- New Harp New Harp
- Coordinates: 33°27′9″N 97°34′22″W﻿ / ﻿33.45250°N 97.57278°W
- Country: United States
- State: Texas
- County: Montague
- Elevation: 938 ft (286 m)
- Time zone: UTC-6 (Central (CST))
- • Summer (DST): UTC-5 (CDT)
- Area code: 940
- GNIS feature ID: 1382383

= New Harp, Texas =

New Harp is an unincorporated community in Montague County, Texas, United States. According to the Handbook of Texas, only eight people lived in the community in 2000.

==History==
Nixon P. Harp, who opened a general shop nearby in 1879, was honored with the name.
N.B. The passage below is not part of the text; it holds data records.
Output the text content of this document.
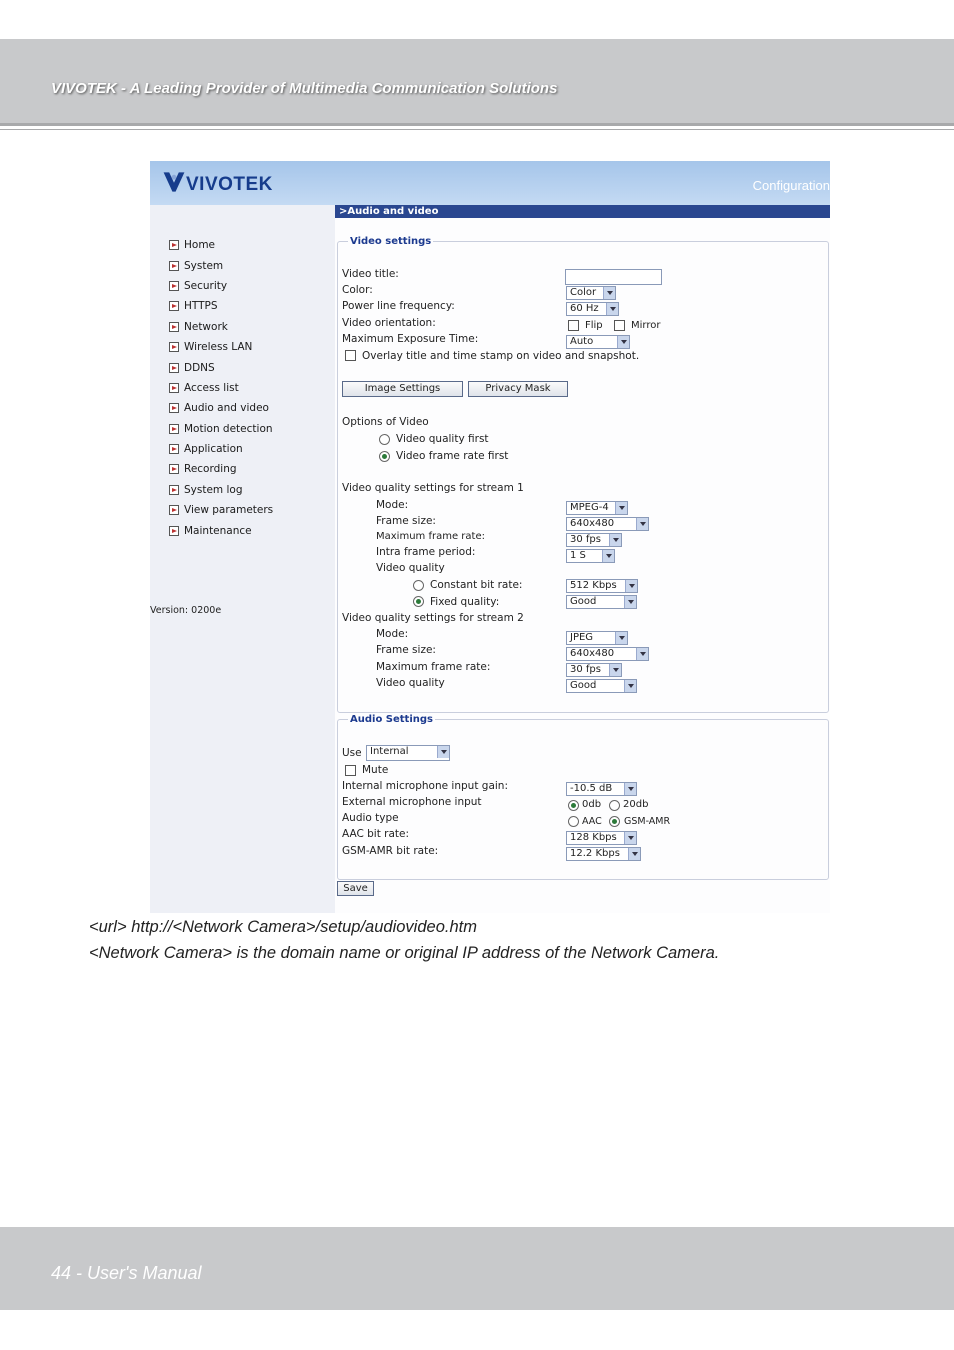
VIVOTEK - A Leading Provider of Multimedia Communication Solutions
VIVOTEK	Configuration
Home
System
Security
HTTPS
Network
Wireless LAN
DDNS
Access list
Audio and video
Motion detection
Application
Recording
System log
View parameters
Maintenance
Version: 0200e
>Audio and video
Video settings
Video title:
Color:	Color
Power line frequency:	60 Hz
Video orientation:	Flip	Mirror
Maximum Exposure Time:	Auto
Overlay title and time stamp on video and snapshot.
Image Settings	Privacy Mask
Options of Video
Video quality first
Video frame rate first
Video quality settings for stream 1
Mode:	MPEG-4
Frame size:	640x480
Maximum frame rate:	30 fps
Intra frame period:	1 S
Video quality
Constant bit rate:	512 Kbps
Fixed quality:	Good
Video quality settings for stream 2
Mode:	JPEG
Frame size:	640x480
Maximum frame rate:	30 fps
Video quality	Good
Audio Settings
Use Internal
Mute
Internal microphone input gain:	-10.5 dB
External microphone input	0db 20db
Audio type	AAC GSM-AMR
AAC bit rate:	128 Kbps
GSM-AMR bit rate:	12.2 Kbps
Save
<url> http://<Network Camera>/setup/audiovideo.htm
<Network Camera> is the domain name or original IP address of the Network Camera.
44 - User's Manual
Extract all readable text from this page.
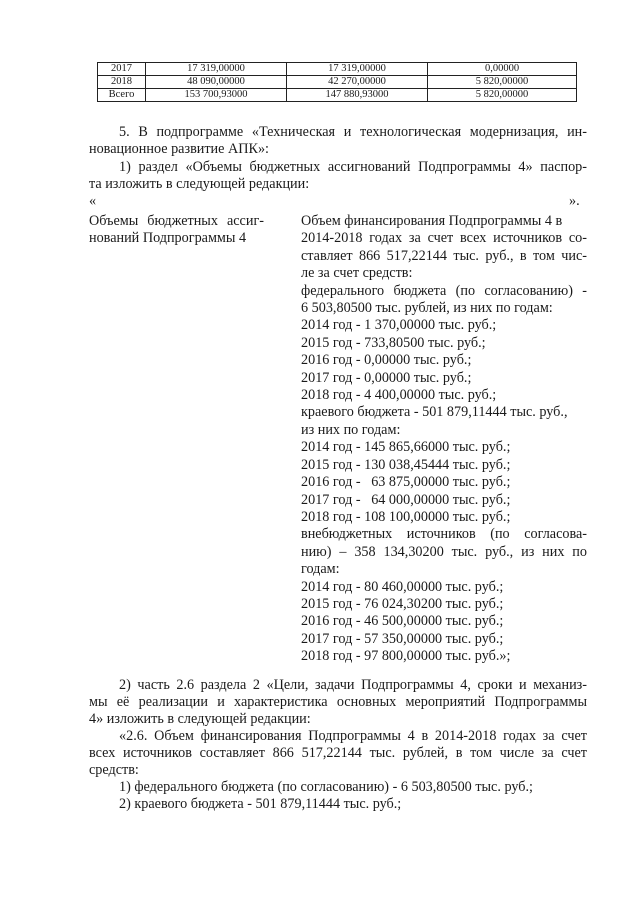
2017	17 319,00000	17 319,00000	0,00000
2018	48 090,00000	42 270,00000	5 820,00000
Всего	153 700,93000	147 880,93000	5 820,00000
5. В подпрограмме «Техническая и технологическая модернизация, ин-
новационное развитие АПК»:
1) раздел «Объемы бюджетных ассигнований Подпрограммы 4» паспор-
та изложить в следующей редакции:
«	».
Объемы бюджетных ассиг-
нований Подпрограммы 4
Объем финансирования Подпрограммы 4 в
2014-2018 годах за счет всех источников со-
ставляет 866 517,22144 тыс. руб., в том чис-
ле за счет средств:
федерального бюджета (по согласованию) -
6 503,80500 тыс. рублей, из них по годам:
2014 год - 1 370,00000 тыс. руб.;
2015 год - 733,80500 тыс. руб.;
2016 год - 0,00000 тыс. руб.;
2017 год - 0,00000 тыс. руб.;
2018 год - 4 400,00000 тыс. руб.;
краевого бюджета - 501 879,11444 тыс. руб.,
из них по годам:
2014 год - 145 865,66000 тыс. руб.;
2015 год - 130 038,45444 тыс. руб.;
2016 год -   63 875,00000 тыс. руб.;
2017 год -   64 000,00000 тыс. руб.;
2018 год - 108 100,00000 тыс. руб.;
внебюджетных источников (по согласова-
нию) – 358 134,30200 тыс. руб., из них по
годам:
2014 год - 80 460,00000 тыс. руб.;
2015 год - 76 024,30200 тыс. руб.;
2016 год - 46 500,00000 тыс. руб.;
2017 год - 57 350,00000 тыс. руб.;
2018 год - 97 800,00000 тыс. руб.»;
2) часть 2.6 раздела 2 «Цели, задачи Подпрограммы 4, сроки и механиз-
мы её реализации и характеристика основных мероприятий Подпрограммы
4» изложить в следующей редакции:
«2.6. Объем финансирования Подпрограммы 4 в 2014-2018 годах за счет
всех источников составляет 866 517,22144 тыс. рублей, в том числе за счет
средств:
1) федерального бюджета (по согласованию) - 6 503,80500 тыс. руб.;
2) краевого бюджета - 501 879,11444 тыс. руб.;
Up until around 1900, the community was known as Harp Town; thereafter, it was called Harp. There was a post office there from 1894 to 1905. Between the middle of the 1930s and the middle of the 1950s, the town's reported population peaked at 67. Thirty people called the town home in the middle of the 1960s, the last time it provided a population estimate. The population was eight in 2000.

==Geography==
New Harp is located on Farm to Market Road 1655, 16 mi southeast of Montague in extreme southeastern Montague County.

==Education==
Today, the community is served by the Forestburg Independent School District.